Один голос Сергей узнал — тот принадлежал милиционеру Грише, а второй, женский, до сих пор не слышал. Женщина старалась говорить тихо, но сбивалась и переходила на полный голос, она картавила и пришепётывала.

— Тут точно кто-то ещё есть, я чувствую.

— Не может быть, дверь-то закрыта, — убеждал её Гриша, — а ключ у меня, потому что я дежурный.

— Нет, это парадная дверь закрыта, а вдруг кто через чёрный ход зашёл.

— Да нет тут никого, вход тот давно на засов закрыт, да и кому в голову взбредёт ночью шастать.

— А ну пойдём проверим.

— Может, не сейчас, — взмолился милиционер.

В щели под дверью в учебный класс показался свет. Шаги приблизились, незваные гости миновали комнату, где притаился Сергей, и пошли дальше. Травин осторожно, стараясь, чтобы створка не скрипнула, выскользнул в коридор и увидел два удаляющихся силуэта, один повыше, другой потолще. Гриша держал в руке свечу в подсвечнике, свет от неё прыгал, заставляя тени двигаться, Сергей вжался в стену, как мог, но парочка не стала на него оглядываться. Они остановились перед дверью лазарета.

— Там Ванюша лежит, — сказала женщина, — может, зайти проведать, а ну как плохо ему?

— Ну его, — Гриша нетерпеливо пританцовывал на месте, — Пётр Лаврентич сказал не беспокоить попусту, потому как сон — он пользу приносит. Спит Будкин, чего ему ещё делать, потревожим, весь процесс лечения наперекосяк пойдёт. Ну давай же, вдруг хватятся, а меня нет на месте, искать начнут, разговоры пойдут, мол, оставил Гринченко свой пост.

— Это я должна думать, кто найдёт, я — женщина, и рискую своим добрым именем, — возразила его подруга, но всё же дала себя увлечь дальше, туда, где Травина недавно допрашивали.

За неплотно запертой дверью послышались шум, чмоканье, скрип мебели, к этим звукам вскоре присоединилось пыхтение, парочка явно не теряла времени даром. Сергей решил, что он тут лишний, и даже отлип от стены, но тут же прислонился обратно. Гриша в порыве страсти назвал свою подружку Иридочкой.
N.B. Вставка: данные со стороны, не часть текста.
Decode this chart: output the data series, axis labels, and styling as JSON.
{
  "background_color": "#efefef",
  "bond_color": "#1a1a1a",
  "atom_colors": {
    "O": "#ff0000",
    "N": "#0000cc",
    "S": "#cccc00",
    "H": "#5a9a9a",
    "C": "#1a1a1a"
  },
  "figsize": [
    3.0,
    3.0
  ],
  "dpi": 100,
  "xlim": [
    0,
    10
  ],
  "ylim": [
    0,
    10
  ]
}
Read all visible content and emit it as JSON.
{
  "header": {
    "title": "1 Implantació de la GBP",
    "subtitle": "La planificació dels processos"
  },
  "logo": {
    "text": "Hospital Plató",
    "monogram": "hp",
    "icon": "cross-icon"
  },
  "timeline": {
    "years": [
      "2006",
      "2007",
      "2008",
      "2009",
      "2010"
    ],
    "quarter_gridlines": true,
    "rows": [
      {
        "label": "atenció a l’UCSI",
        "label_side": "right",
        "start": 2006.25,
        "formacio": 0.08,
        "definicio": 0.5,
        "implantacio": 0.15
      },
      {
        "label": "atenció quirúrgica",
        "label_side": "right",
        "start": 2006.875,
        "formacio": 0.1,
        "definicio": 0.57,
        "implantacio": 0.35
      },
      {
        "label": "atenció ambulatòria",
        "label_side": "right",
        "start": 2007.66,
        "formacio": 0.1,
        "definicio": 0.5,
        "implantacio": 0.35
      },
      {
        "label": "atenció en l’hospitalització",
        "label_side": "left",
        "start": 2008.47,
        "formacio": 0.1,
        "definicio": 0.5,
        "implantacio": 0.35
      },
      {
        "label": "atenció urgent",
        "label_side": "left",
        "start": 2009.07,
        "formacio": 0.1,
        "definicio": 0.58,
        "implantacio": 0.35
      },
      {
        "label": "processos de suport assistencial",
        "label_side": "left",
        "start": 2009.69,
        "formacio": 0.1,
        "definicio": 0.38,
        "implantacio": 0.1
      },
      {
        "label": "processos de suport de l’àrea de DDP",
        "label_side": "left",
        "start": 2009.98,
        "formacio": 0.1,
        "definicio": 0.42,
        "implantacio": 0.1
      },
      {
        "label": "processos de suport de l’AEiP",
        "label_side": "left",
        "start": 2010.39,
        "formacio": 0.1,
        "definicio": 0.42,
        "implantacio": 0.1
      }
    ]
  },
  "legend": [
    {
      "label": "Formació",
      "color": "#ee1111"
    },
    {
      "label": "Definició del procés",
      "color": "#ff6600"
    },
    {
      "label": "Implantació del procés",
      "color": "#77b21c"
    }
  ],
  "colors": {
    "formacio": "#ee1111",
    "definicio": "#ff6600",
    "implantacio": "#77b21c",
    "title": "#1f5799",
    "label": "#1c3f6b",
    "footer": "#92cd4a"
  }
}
Судя по репликам в допросной, молодые люди до главного пока не дошли, но и останавливаться не собирались. Сергей прикинул, куда бы ему спрятать полушубок Поземской и её сумку, дошёл до прихожей, освещённой керосиновой лампой, и там обнаружил кладовую, в которой валялся всякий ненужный скарб. Вещи учительницы он сложил на небольшой антресоли, которая, судя по слою пыли, оставалась нетронутой минимум год, вернулся к двери, за которой всё ещё пыхтел милиционер, и попытался открыть соседнее помещение. Эта дверь не была заперта, когда Сергей тут всё осматривал в свой предыдущий визит, и сейчас отворилась, едва скрипнув.

Луна, прятавшаяся до сих пор за плотными облаками, появилась на небе аккурат с той стороны здания, куда попал Сергей, и теперь он смог рассмотреть убранство комнаты. По стенам стояли несколько шкафов со стеклянными дверцами, на полках лежали и стояли пачки и склянки, ещё один шкаф был набит книгами, по центру находился длинный стол, обшитый брезентом, с тёмными пятнами, а рядом с ним — рукомойник. Ещё один стол, письменный, стоял у окна, на спинке мягкого кресла с резными ручками висел белый халат. Все предметы отбрасывали длинные тени, тот, кто сюда бы заглянул, мог обнаружить Травина хотя бы по чёрному силуэту на полу. Только обнаруживать пока было некому, Гриша и его пассия сдерживаться перестали, женщина умоляла милиционера действовать жёстче и активнее, тот, видимо, очень старался, потому что слова его подруги перемежались довольными вскриками.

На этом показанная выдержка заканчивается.